For a time, officers used a megaphone to ask Harmon to surrender, believing he might be inside the home.
Lois
Ellen, who has lived across the street from the Harmon home for about
eight years, said she was startled to see all the police cars in the
neighborhood.
She said she never met Arthur Harmon but had seen him walking a dog before.
Ellen said he wasn't very neighborly and the people in the Harmon home "keep to themselves."
The
gunfire at the office complex prompted terrified workers to lock the
doors to their offices and hide far from the windows. SWAT officers
searched the building.
"Everyone was just scared,
honestly, just scared," said Navika Sood, assistant director of nursing
at First at Home Health Services who along with her co-workers locked
the entrances to their office.
Sood said police evacuated the office about 30 minutes after she first heard the popping noises.
Vanessa
Brogan, who works in sales support at an insurance business in the
three-story complex, said she heard a loud bang that she thought at
first was from somebody working in or near the building.
She
said others at the business thought they heard multiple loud noises.
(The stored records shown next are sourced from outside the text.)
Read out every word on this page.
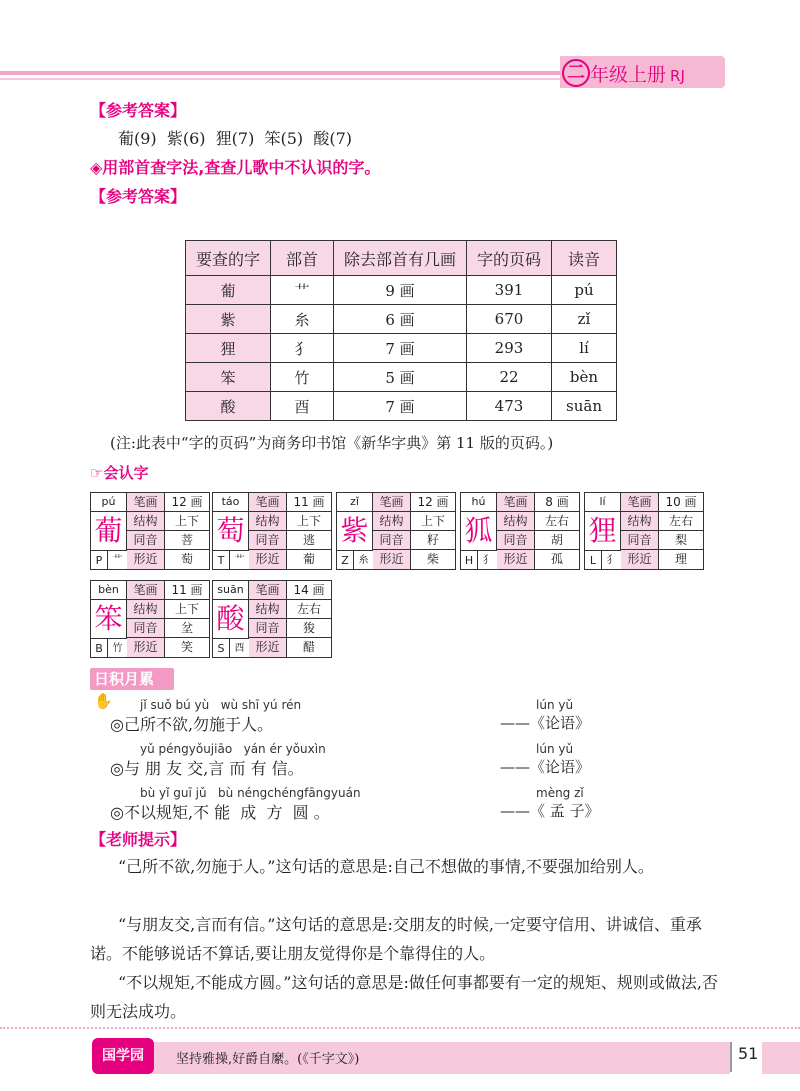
二 年级上册 RJ
【参考答案】
葡(9)  紫(6)  狸(7)  笨(5)  酸(7)
◈用部首查字法,查查儿歌中不认识的字。
【参考答案】
要查的字	部首	除去部首有几画	字的页码	读音
葡	艹	9 画	391	pú
紫	糸	6 画	670	zǐ
狸	犭	7 画	293	lí
笨	竹	5 画	22	bèn
酸	酉	7 画	473	suān
(注:此表中“字的页码”为商务印书馆《新华字典》第 11 版的页码。)
☞会认字
pú
葡
P	艹
笔画	12 画
结构	上下
同音	菩
形近	萄
táo
萄
T	艹
笔画	11 画
结构	上下
同音	逃
形近	葡
zǐ
紫
Z 糸
笔画	12 画
结构	上下
同音	籽
形近	柴
hú
狐
H 犭
笔画	8 画
结构	左右
同音	胡
形近	孤
lí
狸
L	犭
笔画	10 画
结构	左右
同音	梨
形近	理
bèn
笨
B 竹
笔画	11 画
结构	上下
同音	坌
形近	笑
suān
酸
S	酉
笔画	14 画
结构	左右
同音	狻
形近	醋
日积月累 ✋	jǐ suǒ bú yù   wù shī yú rén
◎己所不欲,勿施于人。
lún yǔ
——《论语》
yǔ péngyǒujiāo   yán ér yǒuxìn
◎与 朋 友 交,言 而 有 信。
lún yǔ
——《论语》
bù yǐ guī jǔ   bù néngchéngfāngyuán
◎不以规矩,不 能  成  方  圆 。
mèng zǐ
——《 孟 子》
【老师提示】
“己所不欲,勿施于人。”这句话的意思是:自己不想做的事情,不要强加给别人。
“与朋友交,言而有信。”这句话的意思是:交朋友的时候,一定要守信用、讲诚信、重承诺。不能够说话不算话,要让朋友觉得你是个靠得住的人。
“不以规矩,不能成方圆。”这句话的意思是:做任何事都要有一定的规矩、规则或做法,否则无法成功。
国学园	坚持雅操,好爵自縻。(《千字文》)	51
She said people locked themselves in offices until authorities evacuated
the complex that houses insurance, medical and law offices.
Becky
Neher, who works for a title company in the building, said the two
gunshots she heard sounded like two pieces of metal banging against each
other.
Watching from her second-story office, she saw people leaving the building.
"Someone
yelled, 'We have a shooter,"' she said. She saw two victims lying on
the ground outside the back side of the building. She said health care
workers who have offices in the complex came out to help.
Don
Jaksa, a software consultant who works in the building, said he was
listening to the radio when he suddenly heard "two pops." He said he
didn't think they were gunshots.
"My co-worker goes to the range all the time," he said. "He identified it as gunfire."
The shooting took place on the same day that hearings on legislation to address gun violence were convened in Washington.